I am guessing the 90+% of users who don't go on the forums have just taken it in stride and are getting on with it.
The new UI was a surprise for me when it first loaded post-update, it took around 60 seconds to work out what was where. I've not given it a second thought since.
Not a zwift user currently so excuse the question but for navigation do they implement a sat-nav / Garmin within zwift or do you have to bring your own?
You either choose a course for a workout in which case the turns happen automatically or you make it up as you go. You can also choose to divert from a chosen course but the navigation then becomes manual.
This was me. Big culture shock when I joined at the last second for an event, but 5 mins of more leisurely exploration and its fine.
People need to get a life.
First world problems. No one cares.
Toys and pram?
This is a website about cycling, largely aimed at and read by people in developed Anglophone nations. Pretty much every issue it deals with is a "first world problem", as is complaining that a website you visit doesn't contain only content you consider sufficiently worthy.
haha this is kind of true. Debate the efficiency gains of ultegra vs 105 or thickness of bar tape to a farmer eking an existence in a lesser developed part of the world who hauls his wares to the market 30 miles a day through mud on a banged up bicycle for an income less than the cost of a rapha chamois cream.
Non-Zwift users don't care, but some users do seem to care and have no other worries in their lives at the moment.
Yeah, last night in the pub I was served quite an unsatisfactory pint of bitter, but I decided not to complain because I'm very concerned about the Russian offensive in Mariupol... perhaps people are capable of thinking about more than one thing at once?
No one said people couldn't think about more than one thing at once..? (Well technically you brought it up). But if Zwift UI is their biggest single thing to moan and worry about, then well done them.
I don't understand why you think this is their biggest single issue to worry about?

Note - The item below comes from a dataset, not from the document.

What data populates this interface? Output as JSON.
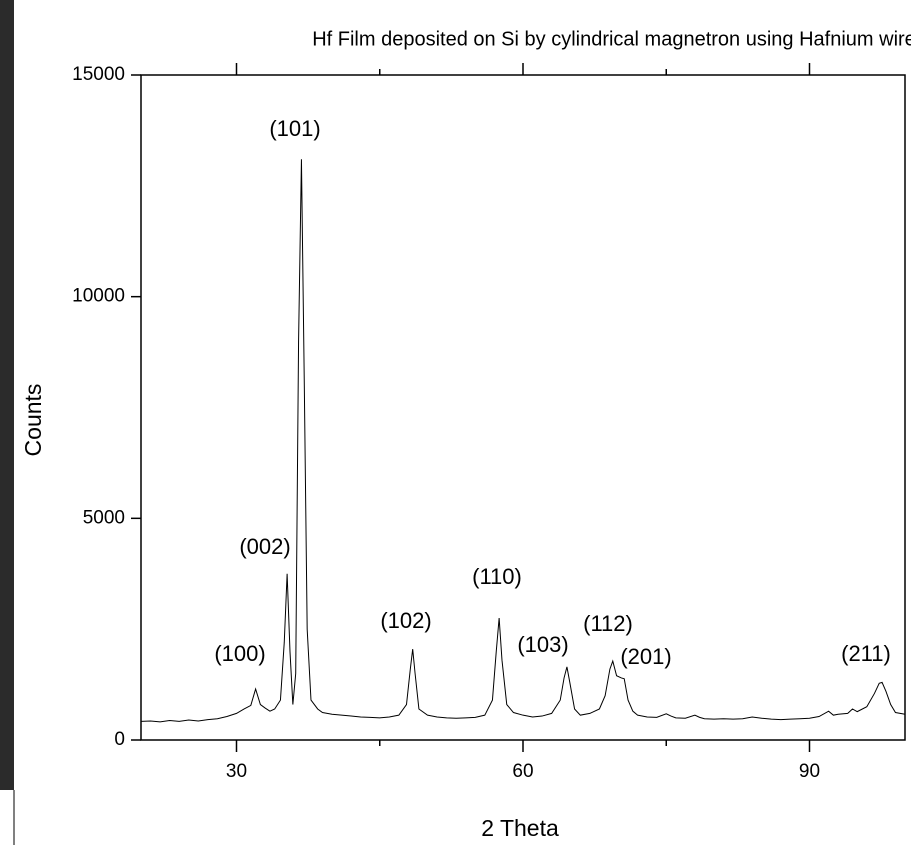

My 13 year old daughter refuses to go to school and has laid out a horrible, f***ed-up ultimatum unless we home-school her. Its really stressful and horrible. But I still don't like the Zwift UI updates.
Spot on there, sir or madam - we've all got bigger problems, doesn't mean we can't think about smaller ones (I've been out on the roads all week so have yet to see these Zwift updates, but if they have annoyed people they're entitled to feel that way, not sure why that's a problem for anyone else).
Could you make it her first project to redesign it?